Roma, 7 apr – Asso dell’aviazione italiana e medaglia d’oro al valore militare nel contesto della Grande Guerra, esattamente 108 anni fa nei cieli di Gorizia la prima vittoria arrideva al pilota romagnolo Francesco Baracca.
Il cavallino rampante
All’asso degli assi, nato a Lugo nel maggio 1888, dobbiamo l’emblema, simbolo di italianità, del cavallino rampante. Lo stemma che oggi in tutto il mondo identifica il rosso Ferrari fu infatti “donato” dalla madre dell’aviatore ad Enzo, fondatore della famosa casa automobilistica (e relativa scuderia). Correva l’anno 1923, il figlio era caduto in combattimento – dopo aver collezionato un totale di trentaquattro successi aerei – da ormai un lustro. Secondo la tesi più accreditata, la raffigurazione propria del Reggimento “Piemonte Reale”, prestigioso reparto riconoscibile per il ritto equino dalla coda abbassata, venne scelta dal nostro come stemma personale tra il finire del 1916 e l’inizio dell’anno successivo. Inizialmente argenteo, fu lo stesso aviatore a optare per una ben più riconoscibile finitura nera.
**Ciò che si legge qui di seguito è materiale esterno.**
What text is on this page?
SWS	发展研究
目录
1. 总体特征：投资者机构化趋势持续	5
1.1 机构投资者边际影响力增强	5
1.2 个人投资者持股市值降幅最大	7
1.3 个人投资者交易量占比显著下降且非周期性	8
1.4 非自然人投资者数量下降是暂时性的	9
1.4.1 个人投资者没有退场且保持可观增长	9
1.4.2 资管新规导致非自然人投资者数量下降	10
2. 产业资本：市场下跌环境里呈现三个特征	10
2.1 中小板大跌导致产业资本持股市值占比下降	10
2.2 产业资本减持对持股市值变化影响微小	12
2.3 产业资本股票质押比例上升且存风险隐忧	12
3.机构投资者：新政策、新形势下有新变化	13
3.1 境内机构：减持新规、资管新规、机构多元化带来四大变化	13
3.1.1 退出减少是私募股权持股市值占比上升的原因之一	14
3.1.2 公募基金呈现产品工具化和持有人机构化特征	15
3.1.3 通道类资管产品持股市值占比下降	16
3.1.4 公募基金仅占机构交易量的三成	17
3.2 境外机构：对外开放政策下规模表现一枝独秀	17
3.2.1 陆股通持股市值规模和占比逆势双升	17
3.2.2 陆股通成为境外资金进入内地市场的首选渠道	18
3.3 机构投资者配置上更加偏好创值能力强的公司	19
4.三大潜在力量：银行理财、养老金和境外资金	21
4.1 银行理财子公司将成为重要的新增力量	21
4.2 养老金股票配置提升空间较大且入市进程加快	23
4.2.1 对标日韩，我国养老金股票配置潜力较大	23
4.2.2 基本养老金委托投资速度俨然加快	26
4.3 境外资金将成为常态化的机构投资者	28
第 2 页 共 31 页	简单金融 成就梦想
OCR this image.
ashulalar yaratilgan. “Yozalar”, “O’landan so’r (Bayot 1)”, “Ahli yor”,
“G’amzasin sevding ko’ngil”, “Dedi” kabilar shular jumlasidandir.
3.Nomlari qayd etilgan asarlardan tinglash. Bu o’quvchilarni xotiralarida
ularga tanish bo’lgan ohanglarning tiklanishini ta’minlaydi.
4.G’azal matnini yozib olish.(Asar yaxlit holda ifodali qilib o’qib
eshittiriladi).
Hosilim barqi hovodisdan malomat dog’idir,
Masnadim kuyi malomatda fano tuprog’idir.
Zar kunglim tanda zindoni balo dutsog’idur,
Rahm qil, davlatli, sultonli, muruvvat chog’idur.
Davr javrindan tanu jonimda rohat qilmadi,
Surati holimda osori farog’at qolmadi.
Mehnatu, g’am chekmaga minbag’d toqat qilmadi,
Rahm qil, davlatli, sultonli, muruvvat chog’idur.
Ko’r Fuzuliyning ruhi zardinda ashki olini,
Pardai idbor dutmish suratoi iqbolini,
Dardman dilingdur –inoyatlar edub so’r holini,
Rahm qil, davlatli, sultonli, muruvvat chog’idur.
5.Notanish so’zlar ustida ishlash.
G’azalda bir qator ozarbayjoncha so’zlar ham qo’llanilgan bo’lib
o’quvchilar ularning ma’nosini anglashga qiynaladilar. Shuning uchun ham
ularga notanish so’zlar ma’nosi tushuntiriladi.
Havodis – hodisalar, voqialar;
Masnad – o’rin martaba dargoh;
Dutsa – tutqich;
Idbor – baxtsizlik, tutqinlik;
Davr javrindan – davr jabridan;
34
La prima vittoria di Francesco Baracca
Ma facciamo un passo indietro. Dopo aver conseguito il brevetto di pilota in una scuola francese, nel 1915 torna in terra transalpina per ritirare i primi biplani dell’aviazione italiana. Le tempeste d’acciaio già incombevano sul suolo europeo. Il confrontarsi con l’inesperienza bellica del nostro contingente fu un grande ostacolo iniziale. Pochi e mal funzionanti erano sistemi di avvistamento e di allarme, ancora rudimentali le tecniche di combattimento. La data del 7 aprile 1916 è particolarmente importante perché la prima vittoria di Francesco Baracca coincide – in tal senso – anche con il primo successo italiano in questo particolare campo bellico.
Sopra la piccola frazione di Medeuzza, territorio di confine ai limiti orientali della pianura friulana, il velivolo del lughese ingaggia un duello con un Hansa-Brandenburg austro-ungarico. Dopo pochi minuti il nostro riesce a prendere quota (la manovra tecnicamente si chiama cabrata) in coda al ricognitore avversario. Colpito per quarantacinque volte, il nemico è costretto all’atterraggio. L’equipaggio della Flik 19 – tenente e sergente – viene quindi fatto prigioniero.
Un eroe italiano
«È all’apparecchio che io miro, non all’uomo». Ottenuta la prima vittoria – riceverà una medaglia d’argento – Francesco Baracca si complimenta, in quello che non sarà un gesto isolato, con il pilota avversario. Cavaliere dell’aria, non amava la crudeltà propria della guerra, ma sapeva come adempiere al proprio dovere. Esempio e guida, viene promosso capitano nel giro di poche settimane e si guadagna il rango di “asso” (ovvero raggiungendo la quinta affermazione) il 25 novembre dello stesso anno.
Autorevole ma non autoritario, Baracca diventa così la punta di diamante della “Squadriglia degli Assi”, soprannome dato al nuovo reparto aereo formato da soli piloti scelti. Superato il trauma di Caporetto l’eroe italiano continua a macinare vittorie sui cieli del fronte: al trentesimo abbattimento viene addirittura citato nel bollettino del Comando Supremo.
Nel giugno 1918 si combatte sul Piave, ma anche sopra le teste dei fanti. È la Battaglia del Solstizio, per l’aviazione sono le missioni Rettile. Pioggia e fumi dei combattimenti diminuiscono la visibilità. Nel tardo pomeriggio del 19 il mezzo di Baracca non fa ritorno al campo. Il suo gregario, Franco Osnago, vede lo SPAD VII 5382 in fiamme precipitare nei pressi del colle Montello. È l’ultimo volo. L’orazione funebre dell’eroe italiano fu tenuta dal Vate Gabriele D’Annunzio: gli animi simili sono sempre destinati ad incontrarsi.